People's lives are being “ruined” by the NHS' inability to join up patient information, according to NHS England's Tim Kelsey.

Speaking at EHI Live 2015, in one of this final speeches before leaving for a new job in Australia, the national director of patients and information told the story of a mother of a child with learning difficulties.

He said she had to give up her job as a nurse partly because of the time it took to transfer her child's care between different parts of the health system.

“The one thing she said to me was; ‘Will you please make the NHS remember who I am’ – and I have not achieved that,” he said.

“We have said we will achieve it by 2020 – but every day that passes people's lives are being ruined by the experience of engaging with our most valued institution, this health service. That is a deficiency of the pace of our technology adoption.”

Kelsey used the speech to set out several technology priorities for the NHS to focus on following his departure at the end of the year.

Near the top of his agenda was the need to lose “anxieties” about maintaining distinct parts of the care system and to move to deliver care collaboratively. To support this, Kelsey said interoperability was “fundamental”.

“What we must not do is what the Americans did, which is build fantastic electronic hospitals in the sky – and not the ability for them to speak to each other.”

Kelsey said that Dr Robert Wachter, author of 'The Digital Doctor: Hope, Hype, and Harm at the Dawn of Medicine's Computer Age', had been appointed to lead a review into how the UK can “avoid the pitfalls of digital screw-ups.”

Kelsey apparently caused some controversy at another show, Healthcare Efficiency Through Technology, last month, when he was asked about problems at Cambridge University Hospitals NHS Foundation Trust.

It has been put into special measures because of financial problems and issues caused by its implementation of the Epic electronic patient record as part of a bigger eHospital project.  

In response, he said that EPR providers had not always done enough to work with clinicians to make sure their systems were ‘fit for purpose.’

At EHI Live 2015 this morning, he stressed that he had “nothing against” big EPR providers and that small tech companies also had a contribution to make. But he also said that large technology projects remain a “tremendous risk”.

Responding to a question from the audience about how to make regulators such as Monitor understand this, he added: “People have got to be able to take risks.

“Mistakes will be made and we need to work out how as culture we don't punish people who make honest mistakes.”

The current framework within which NHS IT is working is the ‘Personalised Health and Care 2020’ strategy that was issued a year ago in response to the ‘Five Year Forward View’ plan to make sure the NHS can close a £30 billion funding gap by the end of the current Parliament.

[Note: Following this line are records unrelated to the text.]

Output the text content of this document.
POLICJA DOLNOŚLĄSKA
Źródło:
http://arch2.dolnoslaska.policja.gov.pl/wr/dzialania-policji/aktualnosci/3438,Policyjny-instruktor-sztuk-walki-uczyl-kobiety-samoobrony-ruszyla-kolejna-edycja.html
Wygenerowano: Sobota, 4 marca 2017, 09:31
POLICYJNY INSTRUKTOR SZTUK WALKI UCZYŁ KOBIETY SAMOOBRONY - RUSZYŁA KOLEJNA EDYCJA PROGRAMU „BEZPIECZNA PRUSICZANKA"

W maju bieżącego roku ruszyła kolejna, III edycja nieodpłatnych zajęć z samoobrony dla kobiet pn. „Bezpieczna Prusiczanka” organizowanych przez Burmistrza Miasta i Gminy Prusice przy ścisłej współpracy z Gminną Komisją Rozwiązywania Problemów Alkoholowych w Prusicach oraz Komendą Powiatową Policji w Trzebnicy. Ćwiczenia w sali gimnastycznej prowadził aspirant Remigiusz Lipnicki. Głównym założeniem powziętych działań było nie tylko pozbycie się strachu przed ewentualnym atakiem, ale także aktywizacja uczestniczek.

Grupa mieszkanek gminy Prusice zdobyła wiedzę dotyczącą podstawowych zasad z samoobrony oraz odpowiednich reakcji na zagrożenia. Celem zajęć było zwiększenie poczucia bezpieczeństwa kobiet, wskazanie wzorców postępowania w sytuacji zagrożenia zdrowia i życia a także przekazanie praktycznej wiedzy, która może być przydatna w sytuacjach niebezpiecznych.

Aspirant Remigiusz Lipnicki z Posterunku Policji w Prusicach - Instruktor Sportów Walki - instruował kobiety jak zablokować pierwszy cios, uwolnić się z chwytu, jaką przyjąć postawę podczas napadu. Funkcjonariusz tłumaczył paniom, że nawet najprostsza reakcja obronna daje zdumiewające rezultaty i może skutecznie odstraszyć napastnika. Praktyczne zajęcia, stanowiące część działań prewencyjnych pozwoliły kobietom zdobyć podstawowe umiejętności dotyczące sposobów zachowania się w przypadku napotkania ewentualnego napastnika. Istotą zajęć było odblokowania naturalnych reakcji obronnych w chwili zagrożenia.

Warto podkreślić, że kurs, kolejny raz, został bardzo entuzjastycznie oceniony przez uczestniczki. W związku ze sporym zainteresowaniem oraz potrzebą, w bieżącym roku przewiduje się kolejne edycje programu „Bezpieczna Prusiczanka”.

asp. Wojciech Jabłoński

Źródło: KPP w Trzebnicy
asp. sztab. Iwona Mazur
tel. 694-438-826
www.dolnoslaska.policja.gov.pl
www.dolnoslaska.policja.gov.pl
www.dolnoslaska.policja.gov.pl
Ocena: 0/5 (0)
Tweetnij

Kelsey has argued that investing in electronic health records, new digital channels, and data can make a major contribution to 5YFV savings. NHS England has submitted a £3.3 billion – £5.6 billion bid to the Treasury to support these plans.

In the meantime, trusts are being asked to complete a ‘digital maturity index’ self-assessment and clinical commissioning groups are being asked to draw up digital roadmaps by next April.

Kelsey said the roadmaps would “enable a much more transparent dialogue about the nature of risk that health economies take.”

Other priorities mentioned by Kelsey included the need to engage with clinicians, the need to introduce free wi-fi across the NHS entire estate, and the need to work with mobile providers to tackle the “appalling situation” in which rural societies can't access 3G.

He said the NHS also needs to engage with the public to gain their trust that the NHS will use its data responsibly in data gathering projects such as care.data; the struggling programme to extend the Hospital Episode Statistics, link them to other data sets, and make them available to researchers and companies.

“We are in a digital age; we can't guarantee the security of people's data,” he said. “We need to be extremely careful about how we promote the opportunities of digital while making sure we do have the appropriate safeguards for confidentiality, privacy and so on.”